My gut feeling is that the service writer may have pushed it to the back of his mind and failed to follow through on it.

Did they begin paperwork ( a repair order ) to diagnose the mirror ?
That r.o. is the proof it’s covered.
Ford will pay it provided there is not physical damage to the mirror, ( they just need someone who knows how to file the claims )They could start an ro today and write any mileage on it they want if the truck is in warranty by date.

Did they NOT initiate diagnostic paperwork ?
The dealer screwed up and owes you the mirror in lieu of warranty.

If there’s no extenuating circumstance that makes this not warranty;
Phone 800-392-3673 ( in your owner’s manual. )

( I am a Ford dealer parts man since 1979 )

SOME sleazy dealerships have got their sleaze tactics down so well…Here are a few I’ve seen over the years.

. No paperwork on ANY warranty work will be given to the customer. If the customer has no paperwork then the customer has no leverage dispute the dealer.
. Deny ALL warranty claims when the OD or calendar is past the warranty period. If the claim is related to a previous claim that was performed under warranty there should be no paperwork for the customer to rely on.
. Deny that you have any records of any warranty work being done on customers vehicle even if it was.
. Any service the customer pays for that will be covered under warranty under a future date…be very very vague in any paperwork that the customer is given. Ex…If customer had a Transmission rebuilt…then the paperwork should only say “Transmission Service”. That way if a claim is to be made on the transmission on any future date the claim can be denied.

MOST people won’t fight it.

I ran across a dealership like this years ago. They’ve since gone out of business (got caught turning the OD back on some used cars). So when ever I buy a new (or even a used car) I ask about the warranty service and what paperwork is given when warranty work is done. I actually walked out of a dealership when I was in the market for a new car because I was told by the service manager that no paperwork was ever given to the customer. The service manager actually told me that Toyota does not give any paperwork to any customer for any warranty work. Needless to say it’s a blatant lie.

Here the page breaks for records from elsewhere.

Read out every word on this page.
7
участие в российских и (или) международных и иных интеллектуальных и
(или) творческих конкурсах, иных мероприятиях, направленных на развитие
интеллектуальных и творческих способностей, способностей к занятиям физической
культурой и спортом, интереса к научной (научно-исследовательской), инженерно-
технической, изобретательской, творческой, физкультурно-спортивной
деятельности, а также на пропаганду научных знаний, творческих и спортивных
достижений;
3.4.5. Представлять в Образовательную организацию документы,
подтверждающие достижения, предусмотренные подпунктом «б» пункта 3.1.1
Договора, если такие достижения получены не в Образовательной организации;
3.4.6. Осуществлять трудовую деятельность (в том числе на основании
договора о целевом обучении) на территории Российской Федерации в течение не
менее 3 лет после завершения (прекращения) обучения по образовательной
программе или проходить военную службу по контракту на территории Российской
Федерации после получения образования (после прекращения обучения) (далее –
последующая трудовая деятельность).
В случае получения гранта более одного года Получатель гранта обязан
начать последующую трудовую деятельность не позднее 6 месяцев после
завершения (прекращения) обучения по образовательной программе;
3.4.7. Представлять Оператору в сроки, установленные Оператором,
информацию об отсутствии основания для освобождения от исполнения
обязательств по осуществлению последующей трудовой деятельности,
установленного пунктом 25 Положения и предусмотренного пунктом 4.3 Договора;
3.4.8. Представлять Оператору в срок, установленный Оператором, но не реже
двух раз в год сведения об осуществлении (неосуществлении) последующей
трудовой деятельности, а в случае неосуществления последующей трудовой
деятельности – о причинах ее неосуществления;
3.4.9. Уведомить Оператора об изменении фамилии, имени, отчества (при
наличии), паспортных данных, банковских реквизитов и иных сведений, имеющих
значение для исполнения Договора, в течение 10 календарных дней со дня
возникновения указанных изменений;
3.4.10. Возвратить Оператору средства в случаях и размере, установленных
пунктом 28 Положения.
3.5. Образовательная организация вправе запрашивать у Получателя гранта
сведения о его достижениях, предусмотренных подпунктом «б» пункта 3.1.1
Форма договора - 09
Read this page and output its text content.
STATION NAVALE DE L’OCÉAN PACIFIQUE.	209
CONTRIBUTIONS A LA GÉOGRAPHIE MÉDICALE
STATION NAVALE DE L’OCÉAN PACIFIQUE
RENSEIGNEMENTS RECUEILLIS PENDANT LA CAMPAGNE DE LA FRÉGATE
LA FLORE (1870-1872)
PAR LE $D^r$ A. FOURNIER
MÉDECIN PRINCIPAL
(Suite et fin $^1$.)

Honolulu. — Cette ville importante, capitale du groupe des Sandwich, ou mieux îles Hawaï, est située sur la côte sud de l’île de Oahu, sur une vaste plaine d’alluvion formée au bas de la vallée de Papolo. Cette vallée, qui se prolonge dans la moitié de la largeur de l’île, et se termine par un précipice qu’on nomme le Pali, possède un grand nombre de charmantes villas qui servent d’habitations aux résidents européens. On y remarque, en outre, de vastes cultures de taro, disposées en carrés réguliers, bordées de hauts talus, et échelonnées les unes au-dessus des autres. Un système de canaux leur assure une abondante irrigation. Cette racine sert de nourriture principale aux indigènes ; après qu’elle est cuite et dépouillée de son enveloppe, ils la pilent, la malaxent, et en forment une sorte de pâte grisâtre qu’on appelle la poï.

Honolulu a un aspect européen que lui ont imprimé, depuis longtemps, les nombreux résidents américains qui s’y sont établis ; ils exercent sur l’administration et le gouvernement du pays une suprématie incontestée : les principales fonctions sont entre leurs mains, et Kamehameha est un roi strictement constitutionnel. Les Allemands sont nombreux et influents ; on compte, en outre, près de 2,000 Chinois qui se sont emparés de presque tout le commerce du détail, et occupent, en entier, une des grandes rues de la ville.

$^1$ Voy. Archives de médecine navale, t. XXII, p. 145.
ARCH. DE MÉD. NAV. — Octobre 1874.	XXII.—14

When a dealer orders a part it usually comes in a matter of days, not weeks or months. The customer should be given some sort of paperwork, often a card that is mailed to the customer to tell them the part is in. Something here is out of wack with my experience with dealers.

If the part arrived and the customer didn’t come in for the service for several months then the part is often sent back, or gets used on another vehicle so the process starts over from scratch. At that point the warranty period is past. Since the mirror may need to painted to match the car, there is some cost in this repair.

I think the customer has an argument, but should have some paperwork giving a date, and mileage on the car at the time the part was ordered. Without that it gives the dealer and Ford some wiggle room to deny the warranty claim. The lesson is get something in writing whenever it involves a warranty and make sure the paperwork has a date and mileage of the car at the time, then keep it in case you need it.